La Direction générale de l’armement ne veut pas faire le drone MALE européen « à n’importe quel prix »

En 2013, et après plusieurs tentatives de coopération avortées [projets Telemos, Talarion, etc], Airbus Defence & Space, Dassault Aviation et Leonardo s’associèrent pour mettre au point le MALE RPAS [ou Eurodrone], c’est à dire un drone « Moyenne Altitude Longure Endurance » européen. Il s’agissait alors de proposer une alternative aux MQ-9 Reaper américains ainsi qu’aux Heron TP israéliens.

La France, l’Allemagne, l’Italie et l’Espagne se mirent d’accord pour financer ce projet, dirigé par Airbus. Une étude de définition, d’une valeur de 60 millions d’euros, fut donc notifiée aux industriels. Et, en novembre 2018, ce MALE RPAS passa avec succès sa revue de conception préliminaire. Pour autant, le programme est actuellement à l’arrêt… Faute de pouvoir s’entendre sur son coût.

En juin dernier, Christian Cambon, le président de la commission sénatoriale des Affaires étrangères et des Forces armées, avait vivement critiqué ce programme, victime, selon lui, des spécifications exigées par la partie allemande. Cette dernière ayant mis plus d’argent que les trois autres pays partenaires du projet, elle avait en effet été en position pour leur imposer ses vues.

Résultat : le MALE RPAS sera doté de deux moteurs, soit de quoi propulser dans les airs sa masse de dix tonnes [selon M. Cambon]. Ce qui en fait un appareil nettement plus lourd que le MQ-9 Reaper américain [2 tonnes à vide, 4 tonnes avec ses capteurs et son armement].

« Nous avons besoin de ce drone au Mali et dans le massif des Adrar des Ifoghas, les Allemands, eux, souhaitent faire de la surveillance urbaine au-dessus de leur territoire. Ils veulent donc deux moteurs pour des raisons de sécurité, le drone ne pouvant pas s’écraser sur une ville », avait expliqué M. Cambon. Mais le projet étant sur les rails, il était impossible de revenir sur les spécifications retenues.

En attendant, les spéficications exigées par l’Allemagne ont fait grimper le coût de ce drone MALE européen, au risque de compliquer son exportation future [mais ce n’est sans doute pas le souci de Berlin…].

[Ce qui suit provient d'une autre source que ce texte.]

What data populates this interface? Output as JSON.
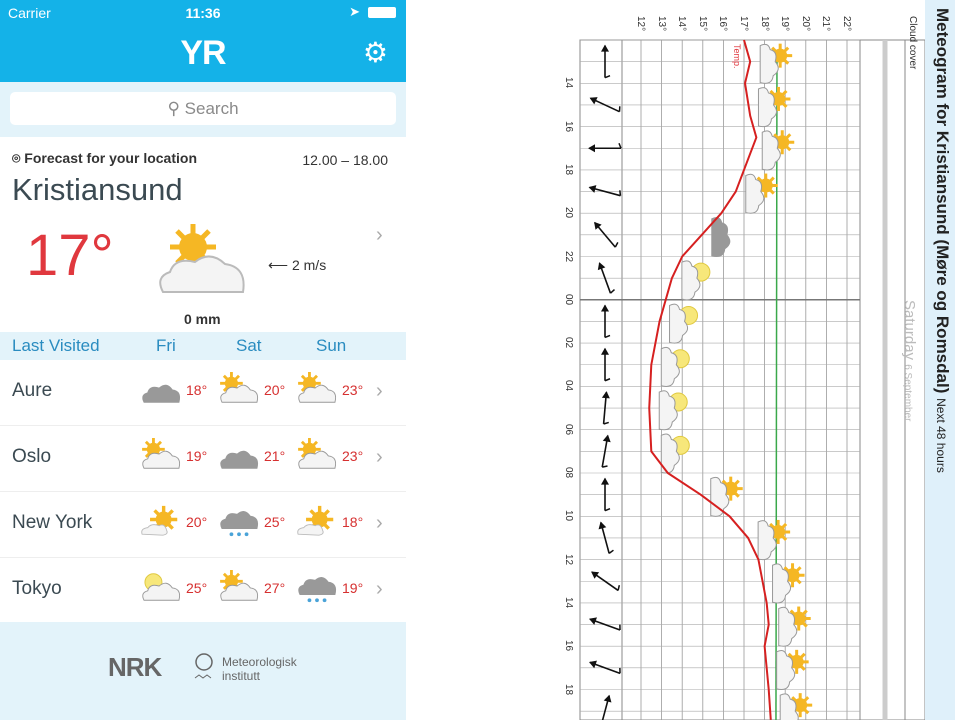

« Beaucoup a déjà été fait. Mais – et les industriels le savent – je veux leur dire que ce programme ne pourra aller au bout que si le drone qu’ils proposent est compétitif. C’est une question non seulement pour les acheteurs déjà en lice […] mais également pour les futurs clients export », avait d’ailleurs prévenu Florence Parly, la ministre française des Armées.

Lors de sa dernière audition au Sénat, le Délégué général pour l’armement [DGA], Joël Barre, a évoqué des « négociations viriles » avec les industriels.

« Nous négocions le contrat de réalisation comprenant le développement, la réalisation des différents systèmes ainsi que le soutien à l’exploitation » et « nous sommes […] en désaccord sur les prix proposés », a en effet reconnu M. Barre.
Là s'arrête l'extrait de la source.